In the third part of the SmartOS Series (check the first two parts: Intro and Virtualisation) we are going to deep dive into the SmartOS Storage: ZFS.
ZFS is a combination of file system and logical volume manager originally introduced in Solaris 10. ZFS includes many features that are key for a Cloud OS such as SmartOS:
- Data integrity. ZFS is designed with a focus on data integrity, with particular emphasis on preventing silent data corruption. Data integrity in ZFS is achieved using a checksum or a hash throughout the whole file system tree. Checksums are stored in the pointer to the block rather than in the block itself. The checksum of the block pointer is stored in its pointer, and so on all the way up to the root node. When a block is accessed, its checksum is calculated and compared to the one stored in the pointer to the block. If the checksums match, the data is passed to the process requesting it; if the checksums do not match, ZFS will retrieve one of the redundant copy and try to heal the damaged block.
- Snapshots. ZFS uses a copy-on-write transactional model that, when new data is written, the block containing the old data is retained, making it possible to create a snapshot of a file system. Snapshots are both quick to create and space efficient, since data is already stored and unmodified blocks are shared with the file system. ZFS allows for snapshots to be moved between pools, either on the same host or on a remote host. The ZFS send command creates a stream representation either of the entire snapshot or just of the blocks that have been modified, providing an efficient and fast way to backup snapshots.
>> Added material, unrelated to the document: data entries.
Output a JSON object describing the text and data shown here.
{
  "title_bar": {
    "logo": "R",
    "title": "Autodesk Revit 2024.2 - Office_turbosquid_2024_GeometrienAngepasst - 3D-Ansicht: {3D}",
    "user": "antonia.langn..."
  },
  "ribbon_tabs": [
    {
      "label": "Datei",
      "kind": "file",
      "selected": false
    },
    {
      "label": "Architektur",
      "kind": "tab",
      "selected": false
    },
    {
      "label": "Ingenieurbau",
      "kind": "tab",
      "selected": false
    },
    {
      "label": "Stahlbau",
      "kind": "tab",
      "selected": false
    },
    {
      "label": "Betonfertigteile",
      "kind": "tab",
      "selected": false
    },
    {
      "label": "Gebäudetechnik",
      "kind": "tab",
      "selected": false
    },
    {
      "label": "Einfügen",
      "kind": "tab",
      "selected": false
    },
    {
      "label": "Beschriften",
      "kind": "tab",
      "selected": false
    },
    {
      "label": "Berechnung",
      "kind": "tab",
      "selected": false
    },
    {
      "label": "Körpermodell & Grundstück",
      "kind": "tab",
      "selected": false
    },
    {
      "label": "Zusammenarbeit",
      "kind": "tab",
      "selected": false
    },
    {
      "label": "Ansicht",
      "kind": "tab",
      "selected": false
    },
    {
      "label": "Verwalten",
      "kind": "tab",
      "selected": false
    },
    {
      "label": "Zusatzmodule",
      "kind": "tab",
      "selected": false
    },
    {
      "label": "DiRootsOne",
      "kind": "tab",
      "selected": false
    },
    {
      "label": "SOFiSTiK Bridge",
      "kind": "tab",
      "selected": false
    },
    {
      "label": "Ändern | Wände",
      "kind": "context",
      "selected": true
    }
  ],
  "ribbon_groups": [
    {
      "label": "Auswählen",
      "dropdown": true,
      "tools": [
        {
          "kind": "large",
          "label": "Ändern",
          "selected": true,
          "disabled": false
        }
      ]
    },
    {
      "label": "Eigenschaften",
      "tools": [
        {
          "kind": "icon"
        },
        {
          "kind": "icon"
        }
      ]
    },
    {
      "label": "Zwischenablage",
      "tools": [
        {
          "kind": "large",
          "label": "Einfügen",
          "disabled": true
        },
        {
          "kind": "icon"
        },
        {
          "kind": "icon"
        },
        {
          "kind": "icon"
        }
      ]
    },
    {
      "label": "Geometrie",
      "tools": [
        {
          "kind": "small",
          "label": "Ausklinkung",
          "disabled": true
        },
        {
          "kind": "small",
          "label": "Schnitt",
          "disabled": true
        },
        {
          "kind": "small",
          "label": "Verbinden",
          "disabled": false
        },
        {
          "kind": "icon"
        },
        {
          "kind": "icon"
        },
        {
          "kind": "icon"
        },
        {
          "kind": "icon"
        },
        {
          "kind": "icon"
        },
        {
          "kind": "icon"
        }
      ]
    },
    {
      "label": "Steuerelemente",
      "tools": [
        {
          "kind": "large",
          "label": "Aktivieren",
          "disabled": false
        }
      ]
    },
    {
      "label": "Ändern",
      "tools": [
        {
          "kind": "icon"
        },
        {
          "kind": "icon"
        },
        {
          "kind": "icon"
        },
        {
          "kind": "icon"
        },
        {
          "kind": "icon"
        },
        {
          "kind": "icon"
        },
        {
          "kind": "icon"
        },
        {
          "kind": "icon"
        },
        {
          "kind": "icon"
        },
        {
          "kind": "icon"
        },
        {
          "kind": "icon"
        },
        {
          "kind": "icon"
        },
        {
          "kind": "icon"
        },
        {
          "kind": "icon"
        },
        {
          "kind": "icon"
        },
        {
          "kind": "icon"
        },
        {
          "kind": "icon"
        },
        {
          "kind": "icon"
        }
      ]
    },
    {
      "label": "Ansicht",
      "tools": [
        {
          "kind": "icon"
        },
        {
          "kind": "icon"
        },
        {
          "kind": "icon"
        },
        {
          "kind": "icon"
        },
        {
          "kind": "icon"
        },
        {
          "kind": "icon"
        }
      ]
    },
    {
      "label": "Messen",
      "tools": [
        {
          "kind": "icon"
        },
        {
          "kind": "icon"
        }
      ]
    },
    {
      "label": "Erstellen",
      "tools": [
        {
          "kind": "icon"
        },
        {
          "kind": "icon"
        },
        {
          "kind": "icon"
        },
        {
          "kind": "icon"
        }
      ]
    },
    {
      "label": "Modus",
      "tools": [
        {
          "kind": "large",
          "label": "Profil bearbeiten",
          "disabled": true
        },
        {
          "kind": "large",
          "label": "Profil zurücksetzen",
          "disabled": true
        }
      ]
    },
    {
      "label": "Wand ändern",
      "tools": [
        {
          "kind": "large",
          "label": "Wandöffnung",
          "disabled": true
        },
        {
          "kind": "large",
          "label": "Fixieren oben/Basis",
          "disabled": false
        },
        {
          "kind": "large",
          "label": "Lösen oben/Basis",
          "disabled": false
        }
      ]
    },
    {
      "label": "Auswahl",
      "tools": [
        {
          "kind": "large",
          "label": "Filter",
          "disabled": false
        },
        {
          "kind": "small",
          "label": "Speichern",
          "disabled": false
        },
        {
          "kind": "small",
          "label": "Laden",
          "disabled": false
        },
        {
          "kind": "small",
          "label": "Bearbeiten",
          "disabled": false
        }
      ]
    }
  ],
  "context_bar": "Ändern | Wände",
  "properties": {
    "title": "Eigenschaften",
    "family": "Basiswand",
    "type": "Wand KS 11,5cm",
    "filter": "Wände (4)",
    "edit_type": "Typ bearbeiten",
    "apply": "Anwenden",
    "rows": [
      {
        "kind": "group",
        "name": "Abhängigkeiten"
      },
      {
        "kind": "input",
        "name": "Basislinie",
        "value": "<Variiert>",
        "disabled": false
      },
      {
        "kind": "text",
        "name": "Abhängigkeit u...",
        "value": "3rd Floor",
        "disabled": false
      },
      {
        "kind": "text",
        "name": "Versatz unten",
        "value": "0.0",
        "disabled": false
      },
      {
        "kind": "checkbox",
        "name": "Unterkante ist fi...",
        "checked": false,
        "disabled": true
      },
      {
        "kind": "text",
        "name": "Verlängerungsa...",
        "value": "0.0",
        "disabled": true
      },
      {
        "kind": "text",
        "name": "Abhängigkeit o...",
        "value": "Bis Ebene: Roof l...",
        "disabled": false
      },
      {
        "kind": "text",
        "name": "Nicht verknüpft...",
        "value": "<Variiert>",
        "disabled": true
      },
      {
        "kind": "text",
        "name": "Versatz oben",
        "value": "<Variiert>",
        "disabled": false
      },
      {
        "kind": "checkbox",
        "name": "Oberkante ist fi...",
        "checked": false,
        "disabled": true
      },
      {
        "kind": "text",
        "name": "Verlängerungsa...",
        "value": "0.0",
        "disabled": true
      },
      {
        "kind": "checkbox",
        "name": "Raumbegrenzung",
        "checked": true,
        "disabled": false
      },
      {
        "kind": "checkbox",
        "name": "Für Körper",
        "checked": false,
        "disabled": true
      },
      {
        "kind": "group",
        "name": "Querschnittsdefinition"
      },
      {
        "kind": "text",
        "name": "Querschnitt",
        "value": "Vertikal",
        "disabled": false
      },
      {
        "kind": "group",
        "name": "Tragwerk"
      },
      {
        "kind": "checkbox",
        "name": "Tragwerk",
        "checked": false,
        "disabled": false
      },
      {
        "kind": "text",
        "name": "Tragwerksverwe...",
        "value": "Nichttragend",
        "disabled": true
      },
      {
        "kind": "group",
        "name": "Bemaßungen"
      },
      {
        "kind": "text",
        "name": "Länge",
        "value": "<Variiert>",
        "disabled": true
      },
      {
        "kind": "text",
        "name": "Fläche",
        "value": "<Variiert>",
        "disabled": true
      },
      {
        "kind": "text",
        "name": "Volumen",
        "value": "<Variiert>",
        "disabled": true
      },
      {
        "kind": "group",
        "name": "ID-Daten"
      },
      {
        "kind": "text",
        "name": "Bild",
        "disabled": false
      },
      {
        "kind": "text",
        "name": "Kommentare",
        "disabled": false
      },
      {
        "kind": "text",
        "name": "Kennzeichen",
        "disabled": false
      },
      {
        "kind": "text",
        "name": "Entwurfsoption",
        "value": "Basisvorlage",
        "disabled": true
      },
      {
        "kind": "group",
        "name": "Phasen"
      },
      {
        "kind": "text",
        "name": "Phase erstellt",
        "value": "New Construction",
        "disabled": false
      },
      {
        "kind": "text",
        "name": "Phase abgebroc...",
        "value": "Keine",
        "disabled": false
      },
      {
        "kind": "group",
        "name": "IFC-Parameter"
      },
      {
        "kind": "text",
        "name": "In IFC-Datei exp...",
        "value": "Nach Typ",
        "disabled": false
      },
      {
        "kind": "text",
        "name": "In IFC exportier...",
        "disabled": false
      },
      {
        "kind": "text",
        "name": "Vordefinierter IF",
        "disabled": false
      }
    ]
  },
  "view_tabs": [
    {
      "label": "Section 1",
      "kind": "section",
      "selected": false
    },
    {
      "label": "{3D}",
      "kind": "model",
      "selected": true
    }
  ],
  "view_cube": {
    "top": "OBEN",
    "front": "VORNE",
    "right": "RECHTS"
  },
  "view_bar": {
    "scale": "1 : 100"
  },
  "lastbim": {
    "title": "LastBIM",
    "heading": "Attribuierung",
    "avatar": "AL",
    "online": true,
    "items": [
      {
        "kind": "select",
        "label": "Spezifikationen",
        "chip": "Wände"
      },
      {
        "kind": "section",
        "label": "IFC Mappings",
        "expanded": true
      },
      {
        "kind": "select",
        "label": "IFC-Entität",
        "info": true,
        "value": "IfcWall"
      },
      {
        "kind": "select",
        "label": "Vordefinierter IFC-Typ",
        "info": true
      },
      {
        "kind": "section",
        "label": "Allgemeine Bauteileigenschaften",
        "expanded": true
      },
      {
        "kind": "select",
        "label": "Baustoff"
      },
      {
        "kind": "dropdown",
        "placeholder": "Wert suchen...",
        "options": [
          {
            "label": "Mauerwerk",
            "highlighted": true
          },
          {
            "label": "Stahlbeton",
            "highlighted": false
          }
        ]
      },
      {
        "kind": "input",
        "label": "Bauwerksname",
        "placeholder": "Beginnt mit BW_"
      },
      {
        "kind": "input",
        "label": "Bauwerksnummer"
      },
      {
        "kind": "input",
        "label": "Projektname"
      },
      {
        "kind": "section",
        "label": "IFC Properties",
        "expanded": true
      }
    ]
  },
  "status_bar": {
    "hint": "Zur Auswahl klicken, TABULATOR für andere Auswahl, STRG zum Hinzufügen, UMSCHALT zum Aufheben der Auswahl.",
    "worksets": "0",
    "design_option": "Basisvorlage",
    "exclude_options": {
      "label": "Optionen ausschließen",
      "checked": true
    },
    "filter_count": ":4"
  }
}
- Clones. Snapshots can be cloned, creating an identical writable copy. Clones share blocks and, as changes are made to any of the clones, new data block are created following the copy-on-write principles. Given that initially clones share all the blocks, cloning can be instantaneous doesn’t consume additional disk space. This means that SmartOS is able to quickly create new almost identical virtual machines.
- Adaptive Replacement Cache (ARC). ZFS makes use of different levels of disk caches to improve file system and disk performance and to reduce latency. Data is then cached in a hierarchical manner: RAM for frequently accessed data, SSD disks for less frequently accessed data. The first level of disk cache (RAM) is always used for caching and uses a variant of the ARC algorithm similar to level 1 CPU cache. The second level (SSD disks) is optional and is split into two different caches, one for reads and one for writes. Populating the read cache, called L2ARC, can take some hours and, in case the L2ARC SSD disk is lost, data will be safely written to disk, i.e. no data will be lost. The write cache, called Log device, stores small synchronous writes and flushes them to disk periodically.
- Fast file system creation. In ZFS, creating or modifying a filesystem within a storage pool is much easier than creating or modifying a volume in a traditional filesystem. This also means that creating a new virtual machine in SmartOS, i.e. adding a new customer for a cloud provider, is extremely fast.
Another very interesting feature added by Joyent in SmartOS with regards to storage is disk I/O throttling. In Solaris, a zone or an application could potentially monopolize access to the local storage, almost blocking other zones and applications to access it and causing performance degradation. With disk I/O throttling in place all zones are guaranteed a fair amount of access to disk. If a zone is requesting access to disk over its limits, each I/O call will get delayed by up to 100 microseconds, leaving enough time for the system to press I/O requests from other zones. Disk I/O throttling only comes into effect when the system is under heavy load from multiple tenants; during quiet times tenants are able to enjoy faster I/O.
The main ZFS components in SmartOS are pools and datasets:
- Pools are an aggregation of virtual devices (vdevs), which in turn can be constructed of different block devices, such as files, partitions or entire disks. Block devices within a vdev can be configured with different RAID levels, depending on redundancy needs. Pools can be composed of a mix of different types of block devices, e.g. partitions and disks, and their size can be flexibly extended, as easy as adding a new vdev to the pool.
- Datasets are a tree of blocks within a pool, presented either as a filesystem, i.e. file interface, or as a volume, i.e. block interface. Datasets can be easily resized and volumes can be thinly provisioned. Both zones and KVMs make use of ZFS datasets: zones use ZFS filesystems while KVMs use ZFS volumes.
In the next part of the SmartOS Series we’ll explore DTrace, a performance analysis and troubleshooting tool.